Monday, October 27, 2008

Tunnel O Fudge Pumpkin Cake

This cake came highly recommended by a friend. I want to try and make it for Thanksgiving so I thought I would try it out a month early to make sure it "tastes" okay! It turned out really good, I cant wait to make it with the frosting!!
Ingredients
2 3/4 cups all-purpose flour
1 tablespoon unsweetened cocoa powder
2 teaspoons baking powder
1 teaspoon baking soda
1 teaspoon salt
1 teaspoon cinnamon
1/2 teaspoon ground ginger
2 sticks (1/2 pound) soft unsalted butter
1 1/2 cups granulated sugar
1/2 cup packed light brown sugar
2 teaspoons vanilla extract
4 large eggs, at room temperature
1 can (15 ounces) solid-pack pumpkin
2 ounces semisweet chocolate, melted
Chocolate Glaze:
1 cup heavy cream
6 ounces semisweet chocolate, chopped
1 tablespoon butter
Directions
Preheat the oven to 350F. Grease a 12-cup Bundt pan; dust with flour or cocoa.
In a medium bowl, whisk together the flour, cocoa, baking powder, baking soda, salt, cinnamon and ginger.

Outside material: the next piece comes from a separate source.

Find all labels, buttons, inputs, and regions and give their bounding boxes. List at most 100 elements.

Set aside.
In a large bowl, cream the butter, both sugars and the vanilla with an electric mixer until fluffy. Add the eggs 1 at a time, beating well after each. At low speed, mix in the dry ingredients in 3 additions, alternating with the pumpkin.
Transfer 1 cup of batter to a small bowl; stir in the chocolate. Spoon 3 cups of the pumpkin batter into the prepared pan; smooth the top. Using a small spoon, make a shallow ditch in the center of the batter, forming a ring. Drop the chocolate batter into the ditch. Cover with the remaining pumpkin batter, smoothing the top.
Bake for 45–50 minutes, until a cake tester comes out clean. Let the cake cool in the pan on a rack for 15 minutes, then turn out to cool completely. If desired, prepare Chocolate Glaze and drizzle over the cooled cake. Let stand until set.
Chocolate Glaze :
In a saucepan, bring the cream to a boil. Remove from heat. Add the chocolate and butter; stir until smooth. Let cool for 1 hour, until thickened but pourable.